Periodically scan for vulnerabilities on all supported release branches

[gerardsn]

We currently scan for vulnerabilities using CodeQL and govulncheck on the master and V* branches when a PR is opened/merged into these branches.

We should periodically scan for vulnerabilities on the same branches (or at least supported versions). I can't find a reliable way to schedule github actions for other branches because:

• each branch requires its own github action file since you manually need to specify the branch if it is not the main branch. using a matrix for branches in actions/checkout allows using 1 file.
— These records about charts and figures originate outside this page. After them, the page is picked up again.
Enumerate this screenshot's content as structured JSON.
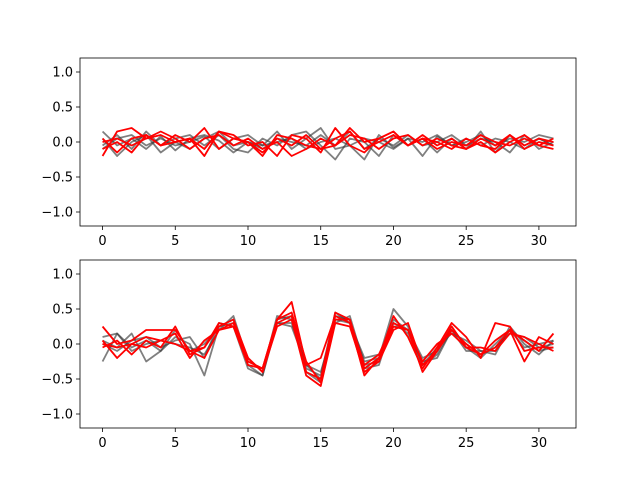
{
  "colors": {
    "gray": "#3a3a3a",
    "red": "#ff0000"
  },
  "chart_data": [
    {
      "type": "line",
      "xlim": [
        -1.55,
        32.55
      ],
      "ylim": [
        -1.2,
        1.2
      ],
      "xticks": [
        0,
        5,
        10,
        15,
        20,
        25,
        30
      ],
      "yticks": [
        1.0,
        0.5,
        0.0,
        -0.5,
        -1.0
      ],
      "xtick_labels": [
        "0",
        "5",
        "10",
        "15",
        "20",
        "25",
        "30"
      ],
      "ytick_labels": [
        "1.0",
        "0.5",
        "0.0",
        "−0.5",
        "−1.0"
      ],
      "grid": false,
      "series": [
        {
          "color": "gray",
          "values": [
            0.15,
            -0.05,
            0.05,
            -0.1,
            0.08,
            -0.12,
            0.05,
            0.1,
            0.02,
            -0.15,
            0.0,
            -0.05,
            0.15,
            -0.1,
            0.05,
            0.2,
            -0.1,
            -0.05,
            -0.25,
            0.1,
            -0.08,
            0.05,
            -0.2,
            0.08,
            -0.05,
            0.0,
            0.1,
            -0.05,
            0.05,
            0.0,
            0.1,
            0.05
          ]
        },
        {
          "color": "gray",
          "values": [
            -0.05,
            0.1,
            -0.1,
            0.15,
            -0.05,
            0.05,
            0.1,
            -0.05,
            0.1,
            -0.1,
            -0.15,
            0.05,
            -0.05,
            0.1,
            0.15,
            -0.05,
            -0.25,
            0.05,
            0.0,
            -0.2,
            0.1,
            -0.05,
            0.05,
            -0.15,
            0.05,
            -0.1,
            0.15,
            -0.15,
            0.1,
            -0.05,
            0.05,
            -0.05
          ]
        },
        {
          "color": "gray",
          "values": [
            0.05,
            -0.2,
            0.0,
            0.1,
            -0.15,
            0.0,
            -0.1,
            0.05,
            0.15,
            -0.05,
            0.0,
            -0.1,
            0.05,
            0.0,
            -0.05,
            0.1,
            -0.05,
            0.15,
            -0.1,
            0.05,
            -0.05,
            0.1,
            -0.05,
            0.0,
            0.1,
            -0.05,
            0.05,
            0.0,
            -0.15,
            0.1,
            -0.1,
            0.0
          ]
        },
        {
          "color": "gray",
          "values": [
            -0.1,
            0.05,
            0.1,
            -0.05,
            0.05,
            -0.05,
            0.0,
            0.08,
            -0.1,
            0.05,
            0.1,
            -0.05,
            0.0,
            0.05,
            -0.1,
            0.0,
            0.05,
            -0.05,
            0.05,
            0.0,
            -0.1,
            0.05,
            0.0,
            0.1,
            -0.05,
            0.05,
            -0.05,
            0.05,
            0.0,
            -0.1,
            0.05,
            -0.05
          ]
        },
        {
          "color": "red",
          "values": [
            -0.2,
            0.15,
            0.2,
            0.05,
            0.1,
            0.0,
            0.05,
            -0.2,
            0.15,
            0.1,
            -0.05,
            0.0,
            -0.2,
            0.1,
            0.05,
            -0.15,
            0.2,
            -0.05,
            -0.15,
            0.05,
            0.15,
            -0.05,
            0.05,
            0.0,
            -0.1,
            0.05,
            -0.05,
            -0.1,
            0.1,
            -0.05,
            0.05,
            0.0
          ]
        },
        {
          "color": "red",
          "values": [
            0.05,
            -0.15,
            0.05,
            0.1,
            -0.05,
            0.1,
            0.0,
            0.2,
            -0.1,
            0.05,
            0.0,
            -0.15,
            0.05,
            -0.05,
            0.1,
            -0.1,
            0.05,
            0.15,
            -0.1,
            0.0,
            0.1,
            -0.05,
            0.05,
            -0.1,
            0.0,
            -0.05,
            0.1,
            0.0,
            -0.05,
            0.05,
            -0.05,
            0.05
          ]
        },
        {
          "color": "red",
          "values": [
            0.0,
            0.05,
            -0.05,
            0.05,
            0.15,
            0.05,
            -0.1,
            0.05,
            0.1,
            -0.05,
            0.05,
            -0.1,
            0.0,
            -0.2,
            -0.1,
            0.05,
            -0.05,
            0.1,
            0.05,
            -0.1,
            0.05,
            0.1,
            -0.05,
            0.05,
            -0.05,
            -0.1,
            0.05,
            -0.05,
            0.1,
            -0.1,
            0.0,
            -0.05
          ]
        },
        {
          "color": "red",
          "values": [
            -0.1,
            0.0,
            -0.15,
            0.1,
            -0.05,
            0.0,
            0.05,
            -0.1,
            0.15,
            0.05,
            0.0,
            -0.2,
            0.1,
            0.05,
            -0.05,
            -0.1,
            -0.05,
            0.2,
            0.0,
            0.05,
            0.15,
            -0.05,
            0.1,
            -0.05,
            0.05,
            -0.1,
            0.0,
            -0.15,
            0.0,
            0.1,
            -0.05,
            -0.1
          ]
        }
      ]
    },
    {
      "type": "line",
      "xlim": [
        -1.55,
        32.55
      ],
      "ylim": [
        -1.2,
        1.2
      ],
      "xticks": [
        0,
        5,
        10,
        15,
        20,
        25,
        30
      ],
      "yticks": [
        1.0,
        0.5,
        0.0,
        -0.5,
        -1.0
      ],
      "xtick_labels": [
        "0",
        "5",
        "10",
        "15",
        "20",
        "25",
        "30"
      ],
      "ytick_labels": [
        "1.0",
        "0.5",
        "0.0",
        "−0.5",
        "−1.0"
      ],
      "grid": false,
      "series": [
        {
          "color": "gray",
          "values": [
            -0.25,
            0.15,
            -0.05,
            0.05,
            -0.1,
            0.1,
            0.0,
            -0.45,
            0.25,
            0.35,
            -0.3,
            -0.45,
            0.35,
            0.4,
            -0.35,
            -0.45,
            0.45,
            0.3,
            -0.25,
            -0.2,
            0.5,
            0.25,
            -0.3,
            -0.15,
            0.2,
            -0.1,
            -0.1,
            -0.15,
            0.25,
            0.0,
            -0.15,
            0.05
          ]
        },
        {
          "color": "gray",
          "values": [
            0.05,
            -0.05,
            0.15,
            -0.25,
            -0.1,
            0.2,
            -0.1,
            0.0,
            0.25,
            0.3,
            -0.2,
            -0.4,
            0.4,
            0.35,
            -0.4,
            -0.55,
            0.4,
            0.35,
            -0.35,
            -0.3,
            0.35,
            0.2,
            -0.2,
            -0.1,
            0.25,
            -0.05,
            -0.2,
            0.0,
            0.2,
            0.05,
            -0.1,
            -0.05
          ]
        },
        {
          "color": "gray",
          "values": [
            0.1,
            0.15,
            -0.1,
            0.0,
            0.05,
            0.0,
            -0.05,
            -0.15,
            0.2,
            0.4,
            -0.25,
            -0.35,
            0.3,
            0.3,
            -0.3,
            -0.4,
            0.3,
            0.4,
            -0.3,
            -0.25,
            0.3,
            0.15,
            -0.25,
            -0.2,
            0.2,
            0.0,
            -0.15,
            -0.05,
            0.15,
            0.1,
            -0.05,
            0.0
          ]
        },
        {
          "color": "gray",
          "values": [
            0.0,
            -0.1,
            0.05,
            0.1,
            -0.05,
            0.05,
            0.1,
            -0.2,
            0.3,
            0.25,
            -0.35,
            -0.45,
            0.3,
            0.25,
            -0.3,
            -0.5,
            0.35,
            0.3,
            -0.2,
            -0.15,
            0.25,
            0.2,
            -0.3,
            -0.05,
            0.15,
            0.05,
            -0.1,
            -0.1,
            0.2,
            -0.05,
            0.0,
            0.05
          ]
        },
        {
          "color": "red",
          "values": [
            0.25,
            0.0,
            0.05,
            0.2,
            0.2,
            0.2,
            -0.1,
            -0.2,
            0.2,
            0.25,
            -0.3,
            -0.35,
            0.35,
            0.6,
            -0.3,
            -0.2,
            0.4,
            0.3,
            -0.45,
            -0.2,
            0.4,
            0.1,
            -0.35,
            -0.05,
            0.3,
            0.1,
            -0.2,
            0.3,
            0.25,
            -0.1,
            -0.05,
            -0.05
          ]
        },
        {
          "color": "red",
          "values": [
            0.05,
            -0.2,
            0.0,
            0.1,
            0.05,
            0.15,
            -0.2,
            0.05,
            0.2,
            0.3,
            -0.2,
            -0.4,
            0.25,
            0.35,
            -0.45,
            -0.6,
            0.3,
            0.25,
            -0.4,
            -0.25,
            0.2,
            0.3,
            -0.3,
            -0.1,
            0.25,
            -0.05,
            -0.15,
            0.05,
            0.2,
            0.05,
            -0.1,
            0.15
          ]
        },
        {
          "color": "red",
          "values": [
            -0.05,
            0.05,
            -0.15,
            0.05,
            -0.05,
            0.25,
            -0.15,
            -0.05,
            0.3,
            0.25,
            -0.25,
            -0.35,
            0.35,
            0.45,
            -0.25,
            -0.55,
            0.35,
            0.35,
            -0.3,
            -0.15,
            0.3,
            0.2,
            -0.25,
            0.0,
            0.15,
            -0.05,
            -0.05,
            -0.1,
            0.15,
            0.1,
            0.0,
            -0.1
          ]
        },
        {
          "color": "red",
          "values": [
            0.0,
            -0.05,
            0.0,
            -0.05,
            0.05,
            0.0,
            -0.1,
            -0.05,
            0.25,
            0.35,
            -0.2,
            -0.4,
            0.3,
            0.4,
            -0.4,
            -0.5,
            0.45,
            0.35,
            -0.35,
            -0.2,
            0.25,
            0.2,
            -0.4,
            -0.1,
            0.2,
            0.0,
            -0.15,
            -0.05,
            0.2,
            -0.25,
            0.1,
            0.0
          ]
        }
      ]
    }
  ]
}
This means we need to manually add a new action for every released minor version.
• schedules are automatically deactivated after 60 days of inactivity on the repo. This is probably fine, but the schedule is not automatically reactivated if the repo has new activity.
• schedules are deactivated if the user that made the last change to the 'cron' is removed from the organization. To reactivate the schedule, a change should be made to the 'cron' schedule (a change to the Github action file is insufficient).
• schedule outcomes are only sent to the user that last modified the 'cron' value

So the main concern is: scheduled actions are easily deactivated without any warning, and it is hard to (re-)activate them.

[gerardsn]

CodeQL is now scheduled to run twice per week

[gerardsn]

remaining concerns are limitations of the ecosystem and are accepted as is.